Real Madrid show Man City and Liverpool FC their missing Champions League ingredient – Joe Bray
For all the talk of the Premier League boasting the best two sides in Europe, Real Madrid quietly and efficiently went about humbling both Manchester City and Liverpool this season.
If their comeback against City in the Champions League semi-finals was a late smash-and-grab, fuelled on momentum and a tired City defence, their victory over Liverpool in the final was far more controlled. Liverpool may have dominated the shot count, and Thibaut Courtois may have produced one of the all-time great Champions League final performances, but there was an assured confidence in the Real Madrid side and a belief that they would always remain in the game.
As soon as Vinicius Jr put them ahead, there was only one winner. They have now beaten the Premier League champions, their closest rivals, and the defending Champions League winners on their way to lifting the trophy, plus one of the richest sides in the world in Paris Saint-Germain. They may not have played worse on their way to any of their previous 13 European Cups, but the fact that they lifted a 14th in Paris can be a timely lesson for City and Liverpool.
You would find few people arguing that the top two sides in the Premier League aren’t currently the best two sides in Europe. City have won four from five league titles, with Liverpool finishing in the top three for four years in a row – lifting six trophies in the process and reaching three European finals in five seasons.
Not just that, but the levels of performance and mentality that City and Liverpool have shown have taken the Premier League to new levels. It’s no surprise that both are starting to dominate Europe as well as England.
But Real Madrid have sent both sides a useful reminder that there is still work to do for both sides to reach that final step to be considered a truly great side.
In Real’s recent Champions League wins, they were inspired by Cristiano Ronaldo and Gareth Bale in their wins against Atletico Madrid, Juventus and Liverpool between 2014 and 2018 – plus a little help from Loris Karius in Kyiv. This year, with an ageing squad, they had to rely on more moments of individual brilliance and smaller bursts of dominance to come back from deficits in each knockout round. They used their experience and a sheer belief that they could get number 14.

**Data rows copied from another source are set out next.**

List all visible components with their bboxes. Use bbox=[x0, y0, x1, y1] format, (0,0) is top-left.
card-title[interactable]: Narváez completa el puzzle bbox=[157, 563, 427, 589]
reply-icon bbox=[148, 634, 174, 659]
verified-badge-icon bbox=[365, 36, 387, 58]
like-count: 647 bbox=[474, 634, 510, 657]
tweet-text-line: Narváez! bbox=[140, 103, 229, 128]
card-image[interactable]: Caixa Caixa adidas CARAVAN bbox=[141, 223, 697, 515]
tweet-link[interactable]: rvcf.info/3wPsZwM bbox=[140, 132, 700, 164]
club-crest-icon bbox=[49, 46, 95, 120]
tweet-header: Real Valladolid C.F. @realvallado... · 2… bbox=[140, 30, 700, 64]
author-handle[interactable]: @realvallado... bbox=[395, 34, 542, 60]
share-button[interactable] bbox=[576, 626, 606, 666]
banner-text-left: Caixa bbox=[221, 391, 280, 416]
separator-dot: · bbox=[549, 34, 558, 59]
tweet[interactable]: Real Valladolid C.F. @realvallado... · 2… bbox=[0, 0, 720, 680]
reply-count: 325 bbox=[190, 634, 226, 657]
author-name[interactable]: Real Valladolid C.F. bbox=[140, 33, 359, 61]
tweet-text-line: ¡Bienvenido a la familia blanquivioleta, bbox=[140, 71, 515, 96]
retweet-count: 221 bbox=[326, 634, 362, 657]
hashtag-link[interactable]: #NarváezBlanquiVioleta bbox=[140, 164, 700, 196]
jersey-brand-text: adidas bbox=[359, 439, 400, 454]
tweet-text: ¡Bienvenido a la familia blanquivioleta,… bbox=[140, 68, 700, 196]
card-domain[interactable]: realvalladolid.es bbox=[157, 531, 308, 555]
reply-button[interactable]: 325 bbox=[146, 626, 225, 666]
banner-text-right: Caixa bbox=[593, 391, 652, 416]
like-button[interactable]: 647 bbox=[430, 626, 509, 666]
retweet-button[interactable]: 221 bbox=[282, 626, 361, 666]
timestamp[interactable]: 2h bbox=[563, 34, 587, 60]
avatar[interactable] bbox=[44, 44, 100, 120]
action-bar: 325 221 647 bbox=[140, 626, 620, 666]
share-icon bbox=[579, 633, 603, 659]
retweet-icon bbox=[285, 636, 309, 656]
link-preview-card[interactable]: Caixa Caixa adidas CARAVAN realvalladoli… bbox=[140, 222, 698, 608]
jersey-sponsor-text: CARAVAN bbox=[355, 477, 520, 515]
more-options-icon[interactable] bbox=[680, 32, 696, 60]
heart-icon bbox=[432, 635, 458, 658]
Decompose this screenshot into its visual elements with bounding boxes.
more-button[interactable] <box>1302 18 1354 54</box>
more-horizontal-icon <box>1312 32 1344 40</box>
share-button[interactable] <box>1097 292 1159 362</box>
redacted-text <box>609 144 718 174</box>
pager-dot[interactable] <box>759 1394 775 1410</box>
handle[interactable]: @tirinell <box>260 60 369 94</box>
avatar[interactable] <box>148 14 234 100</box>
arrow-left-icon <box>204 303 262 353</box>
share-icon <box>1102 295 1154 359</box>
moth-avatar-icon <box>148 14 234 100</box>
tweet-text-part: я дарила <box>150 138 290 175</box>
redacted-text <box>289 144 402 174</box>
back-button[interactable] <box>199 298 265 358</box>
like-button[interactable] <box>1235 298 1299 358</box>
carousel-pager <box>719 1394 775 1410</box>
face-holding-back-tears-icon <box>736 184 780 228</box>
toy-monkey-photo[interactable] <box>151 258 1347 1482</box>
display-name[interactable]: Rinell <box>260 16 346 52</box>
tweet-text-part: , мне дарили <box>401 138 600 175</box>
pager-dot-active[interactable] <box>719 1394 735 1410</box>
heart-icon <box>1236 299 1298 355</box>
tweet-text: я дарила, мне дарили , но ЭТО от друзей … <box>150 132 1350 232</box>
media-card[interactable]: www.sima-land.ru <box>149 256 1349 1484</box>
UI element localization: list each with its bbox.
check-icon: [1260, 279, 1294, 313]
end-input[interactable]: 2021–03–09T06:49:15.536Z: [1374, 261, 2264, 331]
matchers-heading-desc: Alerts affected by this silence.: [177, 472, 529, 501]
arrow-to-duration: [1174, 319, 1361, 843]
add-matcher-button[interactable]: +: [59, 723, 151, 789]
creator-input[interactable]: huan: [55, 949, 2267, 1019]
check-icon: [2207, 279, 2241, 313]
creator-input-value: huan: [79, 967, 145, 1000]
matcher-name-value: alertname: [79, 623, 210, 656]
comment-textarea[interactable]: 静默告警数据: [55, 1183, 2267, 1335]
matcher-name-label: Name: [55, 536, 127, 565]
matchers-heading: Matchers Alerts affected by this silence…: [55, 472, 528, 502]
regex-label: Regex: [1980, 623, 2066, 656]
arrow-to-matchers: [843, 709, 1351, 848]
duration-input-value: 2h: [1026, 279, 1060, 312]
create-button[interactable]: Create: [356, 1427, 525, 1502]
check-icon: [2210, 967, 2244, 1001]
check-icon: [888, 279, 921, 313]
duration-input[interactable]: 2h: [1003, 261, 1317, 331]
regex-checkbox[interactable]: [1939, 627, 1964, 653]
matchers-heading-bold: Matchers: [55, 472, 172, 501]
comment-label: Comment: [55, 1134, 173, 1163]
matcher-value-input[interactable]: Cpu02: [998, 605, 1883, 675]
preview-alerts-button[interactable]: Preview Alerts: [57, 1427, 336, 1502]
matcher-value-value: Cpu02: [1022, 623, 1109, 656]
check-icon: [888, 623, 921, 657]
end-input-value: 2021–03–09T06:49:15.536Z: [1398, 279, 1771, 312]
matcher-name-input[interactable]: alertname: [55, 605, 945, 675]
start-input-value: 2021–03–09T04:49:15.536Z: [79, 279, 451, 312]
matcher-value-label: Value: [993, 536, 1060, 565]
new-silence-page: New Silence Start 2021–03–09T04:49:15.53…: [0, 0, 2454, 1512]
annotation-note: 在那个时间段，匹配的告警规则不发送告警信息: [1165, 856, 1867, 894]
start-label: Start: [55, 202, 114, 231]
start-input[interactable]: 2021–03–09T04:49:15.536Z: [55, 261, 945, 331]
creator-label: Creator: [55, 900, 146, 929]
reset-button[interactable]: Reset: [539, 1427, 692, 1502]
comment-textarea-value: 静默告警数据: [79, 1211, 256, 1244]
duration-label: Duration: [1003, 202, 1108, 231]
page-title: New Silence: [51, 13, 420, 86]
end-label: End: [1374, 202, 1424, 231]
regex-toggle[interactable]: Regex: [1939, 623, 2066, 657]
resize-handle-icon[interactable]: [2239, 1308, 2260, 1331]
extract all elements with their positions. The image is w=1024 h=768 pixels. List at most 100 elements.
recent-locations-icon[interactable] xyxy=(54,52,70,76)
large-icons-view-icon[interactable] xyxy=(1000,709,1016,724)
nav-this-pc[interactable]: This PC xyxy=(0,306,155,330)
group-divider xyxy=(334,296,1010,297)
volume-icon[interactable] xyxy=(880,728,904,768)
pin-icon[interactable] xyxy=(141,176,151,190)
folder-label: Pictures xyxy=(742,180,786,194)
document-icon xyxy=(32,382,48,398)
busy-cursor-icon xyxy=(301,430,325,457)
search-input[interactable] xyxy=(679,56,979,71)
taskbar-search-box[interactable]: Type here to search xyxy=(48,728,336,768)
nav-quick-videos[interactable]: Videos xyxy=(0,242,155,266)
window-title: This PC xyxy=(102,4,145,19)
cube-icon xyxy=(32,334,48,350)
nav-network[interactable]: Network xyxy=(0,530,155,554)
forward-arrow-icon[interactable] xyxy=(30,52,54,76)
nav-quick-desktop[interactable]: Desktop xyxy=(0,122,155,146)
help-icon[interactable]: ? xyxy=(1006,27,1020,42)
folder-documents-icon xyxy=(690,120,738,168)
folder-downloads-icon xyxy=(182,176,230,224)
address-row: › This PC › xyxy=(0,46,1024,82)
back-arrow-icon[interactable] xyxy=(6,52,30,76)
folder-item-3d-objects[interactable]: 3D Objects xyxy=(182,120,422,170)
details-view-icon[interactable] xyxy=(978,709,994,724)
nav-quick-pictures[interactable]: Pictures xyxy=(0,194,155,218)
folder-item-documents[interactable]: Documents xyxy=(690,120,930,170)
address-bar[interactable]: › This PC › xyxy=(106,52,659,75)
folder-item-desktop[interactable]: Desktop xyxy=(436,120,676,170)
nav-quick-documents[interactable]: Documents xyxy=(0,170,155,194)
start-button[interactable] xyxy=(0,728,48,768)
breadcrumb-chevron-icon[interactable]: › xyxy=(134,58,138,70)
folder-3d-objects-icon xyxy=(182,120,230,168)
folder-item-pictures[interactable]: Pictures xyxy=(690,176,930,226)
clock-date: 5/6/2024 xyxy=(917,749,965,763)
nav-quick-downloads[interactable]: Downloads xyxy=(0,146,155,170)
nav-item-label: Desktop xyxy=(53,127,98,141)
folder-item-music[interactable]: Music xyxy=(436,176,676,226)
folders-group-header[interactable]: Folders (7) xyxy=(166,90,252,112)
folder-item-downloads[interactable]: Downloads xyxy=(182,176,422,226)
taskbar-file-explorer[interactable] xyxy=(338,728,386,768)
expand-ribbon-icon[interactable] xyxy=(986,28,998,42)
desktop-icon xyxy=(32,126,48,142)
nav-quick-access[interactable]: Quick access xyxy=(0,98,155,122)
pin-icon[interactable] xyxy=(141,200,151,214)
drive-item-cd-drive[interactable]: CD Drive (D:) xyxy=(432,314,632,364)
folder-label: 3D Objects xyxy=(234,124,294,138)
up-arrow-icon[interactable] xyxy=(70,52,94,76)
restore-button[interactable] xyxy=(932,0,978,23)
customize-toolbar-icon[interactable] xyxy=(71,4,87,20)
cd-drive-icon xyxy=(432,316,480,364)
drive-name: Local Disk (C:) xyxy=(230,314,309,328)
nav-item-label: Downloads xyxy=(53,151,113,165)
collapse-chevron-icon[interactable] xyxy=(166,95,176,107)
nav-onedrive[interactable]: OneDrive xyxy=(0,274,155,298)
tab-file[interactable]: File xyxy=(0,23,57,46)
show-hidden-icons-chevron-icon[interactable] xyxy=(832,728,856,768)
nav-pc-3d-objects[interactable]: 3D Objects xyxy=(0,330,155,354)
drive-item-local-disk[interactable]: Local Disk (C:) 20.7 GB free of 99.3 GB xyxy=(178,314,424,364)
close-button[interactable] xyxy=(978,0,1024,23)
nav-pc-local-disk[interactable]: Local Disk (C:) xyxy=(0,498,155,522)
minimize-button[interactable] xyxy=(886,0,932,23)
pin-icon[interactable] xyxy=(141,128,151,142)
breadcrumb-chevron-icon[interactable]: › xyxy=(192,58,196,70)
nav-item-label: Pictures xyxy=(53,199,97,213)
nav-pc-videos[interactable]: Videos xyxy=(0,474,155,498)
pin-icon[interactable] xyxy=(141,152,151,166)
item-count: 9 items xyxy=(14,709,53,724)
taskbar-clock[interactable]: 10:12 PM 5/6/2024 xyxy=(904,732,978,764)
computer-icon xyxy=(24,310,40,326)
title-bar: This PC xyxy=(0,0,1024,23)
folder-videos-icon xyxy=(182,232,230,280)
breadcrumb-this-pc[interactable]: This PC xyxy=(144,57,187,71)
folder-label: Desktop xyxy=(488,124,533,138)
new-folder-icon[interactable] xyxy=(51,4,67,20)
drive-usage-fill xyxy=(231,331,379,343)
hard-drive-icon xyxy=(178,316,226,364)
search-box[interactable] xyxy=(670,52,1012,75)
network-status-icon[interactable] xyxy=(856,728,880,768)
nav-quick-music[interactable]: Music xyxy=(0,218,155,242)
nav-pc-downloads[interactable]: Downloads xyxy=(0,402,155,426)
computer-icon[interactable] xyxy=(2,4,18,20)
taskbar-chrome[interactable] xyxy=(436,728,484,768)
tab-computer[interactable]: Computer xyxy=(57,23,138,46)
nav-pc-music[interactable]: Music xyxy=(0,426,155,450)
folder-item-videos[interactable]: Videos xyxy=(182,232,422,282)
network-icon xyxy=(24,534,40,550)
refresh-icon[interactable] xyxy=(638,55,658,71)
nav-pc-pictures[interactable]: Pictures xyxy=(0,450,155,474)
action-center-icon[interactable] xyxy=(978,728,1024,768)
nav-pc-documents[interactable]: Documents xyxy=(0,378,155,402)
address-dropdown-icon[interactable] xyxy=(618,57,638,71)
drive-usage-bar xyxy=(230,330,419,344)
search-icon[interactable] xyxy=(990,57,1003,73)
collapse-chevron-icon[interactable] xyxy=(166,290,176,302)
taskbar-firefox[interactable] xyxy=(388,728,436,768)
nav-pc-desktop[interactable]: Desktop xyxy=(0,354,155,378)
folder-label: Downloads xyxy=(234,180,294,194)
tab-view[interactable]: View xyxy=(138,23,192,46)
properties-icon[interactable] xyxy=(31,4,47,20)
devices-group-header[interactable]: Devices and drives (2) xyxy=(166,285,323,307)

Maybe City and Liverpool lacked that belief or that experience. Or maybe they believed in the aura surrounding Madrid as much as the opposition did. For both, the next step is to adopt some of that arrogance for themselves. They don’t need to be perfect for the entirety of seven knockout games, just enough to knock the opponent out.
Because, while Madrid fully deserved their title, they’re not really a better side than City or Liverpool. But they know how to win those big games. Just like City last year, Liverpool didn’t do themselves justice in the final on Saturday and will rue a huge missed opportunity.
After humbling defeats at the hands of Carlo Ancelotti’s European experts, both clubs know there is still room for improvement next season. Ancelotti said Liverpool were easier to beat than City, but that won’t give the Blues much consolation.
The task for next year is to better the other in the Premier League, and then take that belief into Europe. However much City have conquered England, there is still an extra mental step to go for the Champions League.